Oregon's residential solar market: steady not stellar
By Gretchen Holzgang
The residential solar market in Oregon is steady but far from thriving.
With the end of the Business Energy Tax Credit, the residential solar market is expected to be a bright spot in the solar industry. Despite this, industry experts are not expecting to see large growth in Oregon’s residential market for 2012.
“I think (the residential solar market) will continue to grow, but I doubt we’ll see a three to four times increase like we did from 2010 to 2011,” said Glenn Montgomery, executive director of the Oregon Solar Energy Industries Association.
Predictions for the Oregon residential solar market are similar to the U.S. solar industry as a whole.
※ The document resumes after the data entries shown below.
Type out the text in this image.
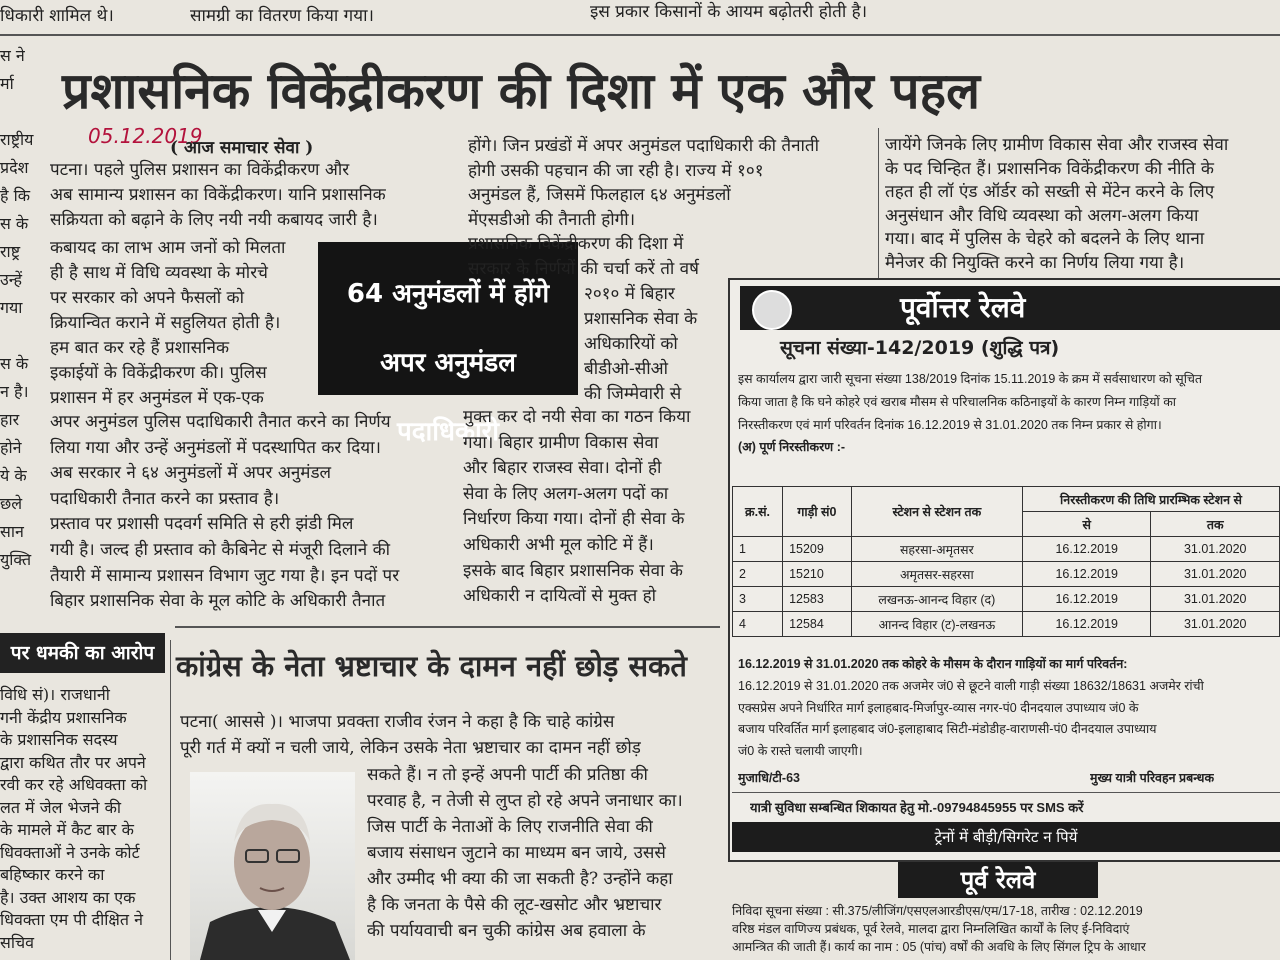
धिकारी शामिल थे।	सामग्री का वितरण किया गया।	इस प्रकार किसानों के आयम बढ़ोतरी होती है।

स ने

र्मा

राष्ट्रीय

प्रदेश

है कि

स के

राष्ट्र

उन्हें

गया

स के

न है।

हार

होने

ये के

छले

सान

युक्ति

पर धमकी का आरोप

विधि सं)। राजधानी

गनी केंद्रीय प्रशासनिक

के प्रशासनिक सदस्य

द्वारा कथित तौर पर अपने

रवी कर रहे अधिवक्ता को

लत में जेल भेजने की

के मामले में कैट बार के

धिवक्ताओं ने उनके कोर्ट

बहिष्कार करने का

है। उक्त आशय का एक

धिवक्ता एम पी दीक्षित ने

सचिव

प्रशासनिक विकेंद्रीकरण की दिशा में एक और पहल
05.12.2019
( आज समाचार सेवा )

पटना। पहले पुलिस प्रशासन का विकेंद्रीकरण और

अब सामान्य प्रशासन का विकेंद्रीकरण। यानि प्रशासनिक

सक्रियता को बढ़ाने के लिए नयी नयी कबायद जारी है।

कबायद का लाभ आम जनों को मिलता

ही है साथ में विधि व्यवस्था के मोरचे

पर सरकार को अपने फैसलों को

क्रियान्वित कराने में सहुलियत होती है।

हम बात कर रहे हैं प्रशासनिक

इकाईयों के विकेंद्रीकरण की। पुलिस

प्रशासन में हर अनुमंडल में एक-एक

अपर अनुमंडल पुलिस पदाधिकारी तैनात करने का निर्णय

लिया गया और उन्हें अनुमंडलों में पदस्थापित कर दिया।

अब सरकार ने ६४ अनुमंडलों में अपर अनुमंडल

पदाधिकारी तैनात करने का प्रस्ताव है।

प्रस्ताव पर प्रशासी पदवर्ग समिति से हरी झंडी मिल

गयी है। जल्द ही प्रस्ताव को कैबिनेट से मंजूरी दिलाने की

तैयारी में सामान्य प्रशासन विभाग जुट गया है। इन पदों पर

बिहार प्रशासनिक सेवा के मूल कोटि के अधिकारी तैनात

64 अनुमंडलों में होंगे

अपर अनुमंडल

पदाधिकारी

होंगे। जिन प्रखंडों में अपर अनुमंडल पदाधिकारी की तैनाती

होगी उसकी पहचान की जा रही है। राज्य में १०१

अनुमंडल हैं, जिसमें फिलहाल ६४ अनुमंडलों

मेंएसडीओ की तैनाती होगी।

प्रशासनिक विकेंद्रीकरण की दिशा में

सरकार के निर्णयों की चर्चा करें तो वर्ष

२०१० में बिहार

प्रशासनिक सेवा के

अधिकारियों को

बीडीओ-सीओ

की जिम्मेवारी से

मुक्त कर दो नयी सेवा का गठन किया

गया। बिहार ग्रामीण विकास सेवा

और बिहार राजस्व सेवा। दोनों ही

सेवा के लिए अलग-अलग पदों का

निर्धारण किया गया। दोनों ही सेवा के

अधिकारी अभी मूल कोटि में हैं।

इसके बाद बिहार प्रशासनिक सेवा के

अधिकारी न दायित्वों से मुक्त हो

जायेंगे जिनके लिए ग्रामीण विकास सेवा और राजस्व सेवा

के पद चिन्हित हैं। प्रशासनिक विकेंद्रीकरण की नीति के

तहत ही लॉ एंड ऑर्डर को सख्ती से मेंटेन करने के लिए

अनुसंधान और विधि व्यवस्था को अलग-अलग किया

गया। बाद में पुलिस के चेहरे को बदलने के लिए थाना

मैनेजर की नियुक्ति करने का निर्णय लिया गया है।

कांग्रेस के नेता भ्रष्टाचार के दामन नहीं छोड़ सकते

पटना( आससे )। भाजपा प्रवक्ता राजीव रंजन ने कहा है कि चाहे कांग्रेस

पूरी गर्त में क्यों न चली जाये, लेकिन उसके नेता भ्रष्टाचार का दामन नहीं छोड़

सकते हैं। न तो इन्हें अपनी पार्टी की प्रतिष्ठा की

परवाह है, न तेजी से लुप्त हो रहे अपने जनाधार का।

जिस पार्टी के नेताओं के लिए राजनीति सेवा की

बजाय संसाधन जुटाने का माध्यम बन जाये, उससे

और उम्मीद भी क्या की जा सकती है? उन्होंने कहा

है कि जनता के पैसे की लूट-खसोट और भ्रष्टाचार

की पर्यायवाची बन चुकी कांग्रेस अब हवाला के

पूर्वोत्तर रेलवे
सूचना संख्या-142/2019 (शुद्धि पत्र)

इस कार्यालय द्वारा जारी सूचना संख्या 138/2019 दिनांक 15.11.2019 के क्रम में सर्वसाधारण को सूचित

किया जाता है कि घने कोहरे एवं खराब मौसम से परिचालनिक कठिनाइयों के कारण निम्न गाड़ियों का

निरस्तीकरण एवं मार्ग परिवर्तन दिनांक 16.12.2019 से 31.01.2020 तक निम्न प्रकार से होगा।

(अ) पूर्ण निरस्तीकरण :-
क्र.सं.	गाड़ी सं0	स्टेशन से स्टेशन तक	निरस्तीकरण की तिथि प्रारम्भिक स्टेशन से	
			से	तक
1	15209	सहरसा-अमृतसर	16.12.2019	31.01.2020
2	15210	अमृतसर-सहरसा	16.12.2019	31.01.2020
3	12583	लखनऊ-आनन्द विहार (द)	16.12.2019	31.01.2020
4	12584	आनन्द विहार (ट)-लखनऊ	16.12.2019	31.01.2020
16.12.2019 से 31.01.2020 तक कोहरे के मौसम के दौरान गाड़ियों का मार्ग परिवर्तन:

16.12.2019 से 31.01.2020 तक अजमेर जं0 से छूटने वाली गाड़ी संख्या 18632/18631 अजमेर रांची

एक्सप्रेस अपने निर्धारित मार्ग इलाहबाद-मिर्जापुर-व्यास नगर-पं0 दीनदयाल उपाध्याय जं0 के

बजाय परिवर्तित मार्ग इलाहबाद जं0-इलाहाबाद सिटी-मंडोडीह-वाराणसी-पं0 दीनदयाल उपाध्याय

जं0 के रास्ते चलायी जाएगी।

मुजाधि/टी-63	मुख्य यात्री परिवहन प्रबन्धक
यात्री सुविधा सम्बन्धित शिकायत हेतु मो.-09794845955 पर SMS करें
ट्रेनों में बीड़ी/सिगरेट न पियें
पूर्व रेलवे

निविदा सूचना संख्या : सी.375/लीजिंग/एसएलआरडीएस/एम/17-18, तारीख : 02.12.2019

वरिष्ठ मंडल वाणिज्य प्रबंधक, पूर्व रेलवे, मालदा द्वारा निम्नलिखित कार्यों के लिए ई-निविदाएं

आमन्त्रित की जाती हैं। कार्य का नाम : 05 (पांच) वर्षों की अवधि के लिए सिंगल ट्रिप के आधार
Nationally the industry is expected to experience a period of slower growth, according to a November ClearSky Advisors U.S PV Market Forecast.
Although Oregon’s Residential Energy Tax Credit remains at $3 per watt, other available incentives in Oregon are reducing. The Energy Trust of Oregon offers incentives through Pacific Power and Portland General Electric. The Pacific Power incentives are dropping this year to $1.25 per direct current watt. The PGE incentive is holding steady at the same $1.75 rate.
In addition, the feed-in tariff program isn’t expected to generate much to the overall growth for the residential solar market. The five-year pilot program, authorized by the Oregon Legislature in 2009, allows solar system owners to sell energy back to participating utilities.
Though the program is popular, the Oregon Public Utility Commission voted to lower payments to participants to hedge the program’s popularity, it still has a low capacity rate.
“Unless the feed-in tariff rate is increased, we won’t see a tremendous amount of growth on the residential solar side,” said Montgomery.